Линга Шарира. Третье возрождение Феникса | страница 24
И все бы ничего, да был Николя очень красив. Извини, Петрович, описать не смогу. Высокий, худой, тонкокостный. Черты лица правильные, нос прямой, изящные брови. Одним словом девчонки таких любят…
Едва в зону попал, на него Мамука глаз положил. Был у нас там толстый такой грузин, упокой господь его душу, большой охотник до курятины. И вроде никаких прегрешений за парнишкой нет, а уже всем ясно стало, что в девочки его постепенно определяют. За смазливую внешность, по беспределу опустить хотят. И только предлог нужен.
Вот что прикажешь делать, Петрович? Молчал я, молчал, потом не выдержал. Подхожу сзади к Мамуке, хватаю его так аккуратненько за бычью шею и на ушко втолковываю:
— Если ты, мразь, Николя хотя бы пальцем тронешь, я тебе твой короткий и толстый член оторву и сожрать заставлю.
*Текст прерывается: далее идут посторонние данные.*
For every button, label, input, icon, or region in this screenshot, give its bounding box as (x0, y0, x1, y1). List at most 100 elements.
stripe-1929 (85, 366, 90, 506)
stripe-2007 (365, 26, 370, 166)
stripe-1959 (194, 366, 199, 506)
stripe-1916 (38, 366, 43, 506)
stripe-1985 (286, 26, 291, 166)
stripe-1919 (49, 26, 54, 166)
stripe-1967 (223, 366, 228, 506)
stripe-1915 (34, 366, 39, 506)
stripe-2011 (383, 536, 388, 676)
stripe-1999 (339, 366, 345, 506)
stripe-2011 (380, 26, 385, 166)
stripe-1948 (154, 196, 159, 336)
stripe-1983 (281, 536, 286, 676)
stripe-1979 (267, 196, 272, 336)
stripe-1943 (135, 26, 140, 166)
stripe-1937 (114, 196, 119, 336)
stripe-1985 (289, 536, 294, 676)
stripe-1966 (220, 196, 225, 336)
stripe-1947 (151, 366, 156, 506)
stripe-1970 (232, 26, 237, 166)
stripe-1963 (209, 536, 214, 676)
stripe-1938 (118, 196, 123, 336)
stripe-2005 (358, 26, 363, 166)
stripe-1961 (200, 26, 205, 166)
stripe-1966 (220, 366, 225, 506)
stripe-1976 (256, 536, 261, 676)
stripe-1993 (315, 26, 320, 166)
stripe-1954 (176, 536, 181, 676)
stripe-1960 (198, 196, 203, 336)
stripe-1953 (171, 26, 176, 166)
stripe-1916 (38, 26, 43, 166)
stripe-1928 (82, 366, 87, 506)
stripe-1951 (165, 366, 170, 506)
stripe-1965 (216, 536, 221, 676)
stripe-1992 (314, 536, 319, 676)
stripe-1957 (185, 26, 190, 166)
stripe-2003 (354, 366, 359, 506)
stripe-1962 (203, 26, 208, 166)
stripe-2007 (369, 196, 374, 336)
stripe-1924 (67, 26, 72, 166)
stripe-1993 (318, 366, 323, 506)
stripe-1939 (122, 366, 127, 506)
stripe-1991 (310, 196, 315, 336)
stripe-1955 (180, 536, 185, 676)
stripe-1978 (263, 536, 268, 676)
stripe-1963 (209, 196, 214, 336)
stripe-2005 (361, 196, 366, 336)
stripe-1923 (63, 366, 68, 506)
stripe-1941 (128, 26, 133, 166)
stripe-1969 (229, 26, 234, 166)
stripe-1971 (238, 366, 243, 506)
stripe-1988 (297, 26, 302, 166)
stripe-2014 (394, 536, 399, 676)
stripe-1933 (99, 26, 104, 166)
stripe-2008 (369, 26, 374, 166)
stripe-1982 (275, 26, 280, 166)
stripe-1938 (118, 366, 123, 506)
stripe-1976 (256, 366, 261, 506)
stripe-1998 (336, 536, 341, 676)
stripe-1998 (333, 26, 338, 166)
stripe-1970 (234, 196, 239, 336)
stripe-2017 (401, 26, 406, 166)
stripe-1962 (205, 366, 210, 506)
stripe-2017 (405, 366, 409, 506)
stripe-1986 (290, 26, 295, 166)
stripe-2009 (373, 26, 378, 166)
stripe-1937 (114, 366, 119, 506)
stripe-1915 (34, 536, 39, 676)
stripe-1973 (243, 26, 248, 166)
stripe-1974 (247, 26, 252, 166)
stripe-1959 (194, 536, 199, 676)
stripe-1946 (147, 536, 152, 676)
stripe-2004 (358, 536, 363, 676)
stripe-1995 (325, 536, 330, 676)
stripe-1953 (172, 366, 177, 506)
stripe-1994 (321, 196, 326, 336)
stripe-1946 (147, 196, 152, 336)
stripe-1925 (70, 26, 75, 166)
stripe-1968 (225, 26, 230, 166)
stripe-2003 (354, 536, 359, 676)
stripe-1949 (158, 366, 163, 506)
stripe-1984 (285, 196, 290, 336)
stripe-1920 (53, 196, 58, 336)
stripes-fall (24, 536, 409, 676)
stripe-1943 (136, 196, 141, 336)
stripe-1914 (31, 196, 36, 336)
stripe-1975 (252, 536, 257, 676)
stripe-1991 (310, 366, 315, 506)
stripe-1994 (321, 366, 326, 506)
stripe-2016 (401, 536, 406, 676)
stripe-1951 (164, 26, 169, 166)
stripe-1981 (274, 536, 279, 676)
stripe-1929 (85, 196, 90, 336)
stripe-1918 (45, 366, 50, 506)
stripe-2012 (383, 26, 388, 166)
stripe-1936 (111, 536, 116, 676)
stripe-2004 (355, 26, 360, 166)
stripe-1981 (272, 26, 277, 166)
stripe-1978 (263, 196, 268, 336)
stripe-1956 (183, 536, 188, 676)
Мамука от таких слов офигел не по-детски, и отвечает:
— Ты что, сука, совсем бессмертный? Ты, — говорит, — видимо берега попутал? Ты сам понял, на кого руку поднял, козел?
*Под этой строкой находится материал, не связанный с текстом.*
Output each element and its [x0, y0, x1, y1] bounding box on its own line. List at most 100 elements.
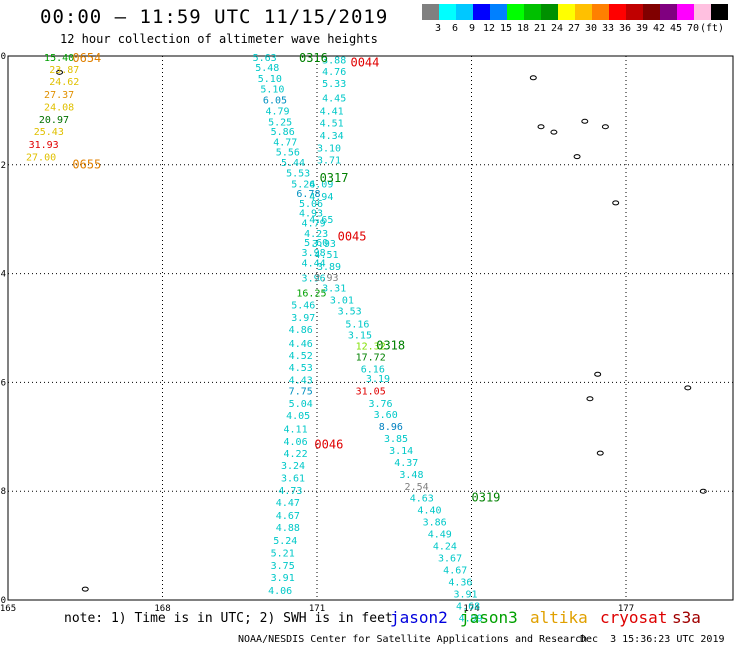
swh-value: 3.76	[369, 399, 393, 410]
legend-label: 9	[468, 23, 476, 34]
swh-value: 4.41	[320, 106, 344, 117]
satellite-altika: altika	[530, 608, 588, 627]
swh-value: 4.45	[322, 93, 346, 104]
swh-value: 3.91	[271, 573, 295, 584]
swh-value: 5.56	[276, 148, 300, 159]
swh-value: 3.01	[330, 296, 354, 307]
swh-value: 5.48	[255, 63, 279, 74]
swh-value: 27.37	[44, 90, 74, 101]
satellite-jason2: jason2	[390, 608, 448, 627]
swh-value: 5.53	[286, 168, 310, 179]
swh-value: 4.68	[456, 601, 480, 612]
swh-value: 4.46	[289, 339, 313, 350]
swh-value: 4.51	[320, 118, 344, 129]
swh-value: 5.46	[291, 301, 315, 312]
page-title: 00:00 – 11:59 UTC 11/15/2019	[40, 6, 389, 28]
legend-swatch	[490, 4, 507, 20]
swh-value: 24.62	[49, 77, 79, 88]
axis-tick-labels: 165 168 171 174 177 0 -2 -4 -6 -8 -10	[0, 52, 634, 614]
swh-value: 3.86	[423, 518, 447, 529]
swh-value: 4.93	[299, 209, 323, 220]
swh-value: 3.19	[366, 374, 390, 385]
swh-value: 5.86	[271, 127, 295, 138]
swh-value: 4.37	[394, 458, 418, 469]
swh-value: 3.97	[291, 313, 315, 324]
legend-label: 6	[451, 23, 459, 34]
swh-value: 3.67	[438, 554, 462, 565]
swh-value: 4.79	[302, 218, 326, 229]
island-outline	[581, 118, 589, 124]
units-note: note: 1) Time is in UTC; 2) SWH is in fe…	[64, 611, 393, 626]
legend-swatch	[558, 4, 575, 20]
legend-swatch	[643, 4, 660, 20]
island-outline	[56, 69, 63, 75]
swh-value: 4.67	[276, 511, 300, 522]
swh-value: 4.99	[459, 613, 483, 624]
legend-swatch	[473, 4, 490, 20]
legend-label: 15	[499, 23, 513, 34]
pass-time: 0045	[338, 230, 367, 244]
swh-value: 4.52	[289, 351, 313, 362]
swh-value: 4.79	[266, 106, 290, 117]
satellite-cryosat: cryosat	[600, 608, 668, 627]
swh-value: 4.88	[276, 523, 300, 534]
swh-value: 5.25	[268, 117, 292, 128]
swh-value: 4.94	[309, 192, 333, 203]
island-outline	[594, 371, 602, 377]
lat-tick-label: -10	[0, 596, 6, 606]
swh-value: 4.53	[289, 363, 313, 374]
swh-value: 5.26	[291, 179, 315, 190]
swh-value: 31.93	[29, 140, 59, 151]
island-outline	[537, 124, 545, 130]
swh-value: 6.05	[263, 96, 287, 107]
pass-time: 0654	[72, 51, 101, 65]
swh-value: 4.86	[289, 325, 313, 336]
pass-time: 0317	[320, 171, 349, 185]
swh-value: 8.96	[379, 422, 403, 433]
lat-tick-label: -2	[0, 161, 6, 171]
legend-label: (ft)	[700, 23, 725, 34]
island-outline	[586, 396, 594, 402]
swh-value: 5.33	[322, 79, 346, 90]
island-outline	[529, 75, 537, 81]
pass-time: 0316	[299, 51, 328, 65]
swh-value: 3.14	[389, 446, 413, 457]
island-outline	[81, 586, 89, 592]
lon-tick-label: 174	[463, 604, 479, 614]
islands-layer	[56, 69, 707, 592]
swh-value: 4.77	[273, 137, 297, 148]
lat-tick-label: 0	[1, 52, 6, 62]
lon-tick-label: 171	[309, 604, 325, 614]
swh-value: 25.43	[34, 127, 64, 138]
pass-time: 0655	[72, 158, 101, 172]
legend-label: 18	[516, 23, 530, 34]
swh-value: 17.72	[356, 352, 386, 363]
legend-swatch	[439, 4, 456, 20]
swh-value: 4.06	[268, 586, 292, 597]
lat-tick-label: -6	[0, 378, 6, 388]
legend-swatch	[456, 4, 473, 20]
credit-line: NOAA/NESDIS Center for Satellite Applica…	[238, 634, 588, 645]
swh-value: 4.73	[278, 486, 302, 497]
legend-swatch	[524, 4, 541, 20]
swh-value: 4.05	[286, 411, 310, 422]
swh-value: 4.09	[309, 179, 333, 190]
swh-value: 4.40	[417, 506, 441, 517]
legend-swatch	[592, 4, 609, 20]
pass-time: 0044	[350, 55, 379, 69]
swh-value: 3.93	[312, 239, 336, 250]
swh-value: 4.63	[410, 494, 434, 505]
swh-value: 3.75	[271, 561, 295, 572]
legend-label: 45	[669, 23, 683, 34]
swh-value: 5.10	[258, 74, 282, 85]
swh-value: 31.05	[356, 387, 386, 398]
swh-value: 4.67	[443, 566, 467, 577]
swh-value: 3.98	[302, 248, 326, 259]
swh-value: 3.85	[384, 434, 408, 445]
swh-value: 3.31	[322, 284, 346, 295]
satellite-s3a: s3a	[672, 608, 701, 627]
swh-value: 3.15	[348, 331, 372, 342]
swh-value: 15.40	[44, 53, 74, 64]
island-outline	[601, 124, 609, 130]
pass-time-labels: 0654 0655 0316 0044 0317 0045 0318 0046 0319	[72, 51, 500, 505]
Козел на зоне самое страшное оскорбление. Мне бы обидеться, а я ему свое втираю:
— Пацана, — говорю, — не трожь. Пожалеешь, мудила!
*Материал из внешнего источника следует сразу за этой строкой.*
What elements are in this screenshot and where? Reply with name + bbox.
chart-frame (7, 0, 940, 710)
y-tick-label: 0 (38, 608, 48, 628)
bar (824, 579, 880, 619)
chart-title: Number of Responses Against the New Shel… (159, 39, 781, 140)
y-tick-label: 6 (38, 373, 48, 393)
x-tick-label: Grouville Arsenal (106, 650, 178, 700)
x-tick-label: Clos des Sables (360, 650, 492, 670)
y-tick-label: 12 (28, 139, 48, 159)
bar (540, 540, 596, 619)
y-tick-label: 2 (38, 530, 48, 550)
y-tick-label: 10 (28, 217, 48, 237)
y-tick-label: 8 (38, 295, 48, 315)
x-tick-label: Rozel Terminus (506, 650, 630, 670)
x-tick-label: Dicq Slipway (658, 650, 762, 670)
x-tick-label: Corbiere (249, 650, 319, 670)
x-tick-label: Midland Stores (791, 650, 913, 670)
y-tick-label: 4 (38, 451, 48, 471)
Тут он видимо что-то скабрезное подумал, и ржать начал.
— Вах, — говорит, — так вот оно что! Ты красавчика для себя приготовил? Понравился? Ну, так бы и сказал сразу, э. Что мы, взрослые люди, не понимаем, что ли? Что мы молодого петушка не поделим? Зачем ругаешься? Зачем угрожаешь? Нехорошо это!
Вижу, не туда толстяк клонит. Ну, я шейку ему еще сильнее сдавил, так, что в ней что-то хрустнуло. Сунул кулаком под ребра разок-другой. Мамука на колени упал. Хрипит, вздохнуть не может.
— Ну что, — говорю, — толстячок. Опустить тебя прямо здесь, принародно?
Мамука хрипит, головой крутит. Слезу выдавил.
— Вали, — говорю, — в свой барак. А Николя чтобы за версту обходил. Не то не поздоровится.
После такого обращения Мамука к своим землякам убежал. А я немного успокоился. Неизвестность хуже всего. А теперь-то что, теперь все ясно. Вечером всем кагалом на разборки придут, немедленную сатисфакцию требовать.
Так и произошло. Я уже задремать успел. А тут идут толпой, топают как слоны, матерятся. Проснулся я, наволочку с подушки сорвал и за один край держу.
Эх, Петрович, хотели бы убить, молчком заточку в печень ткнули бы, и все. А тут шли демонстративно покарать. Чтобы другим неповадно было. Дужки с металлических кроватей поснимали, вооружились типа. А мне что терять? Я наволочкой одному по глазам шваркнул. И пока тот слезы пускал и выл от боли, я его железяку отжал. И понеслась вода в хату.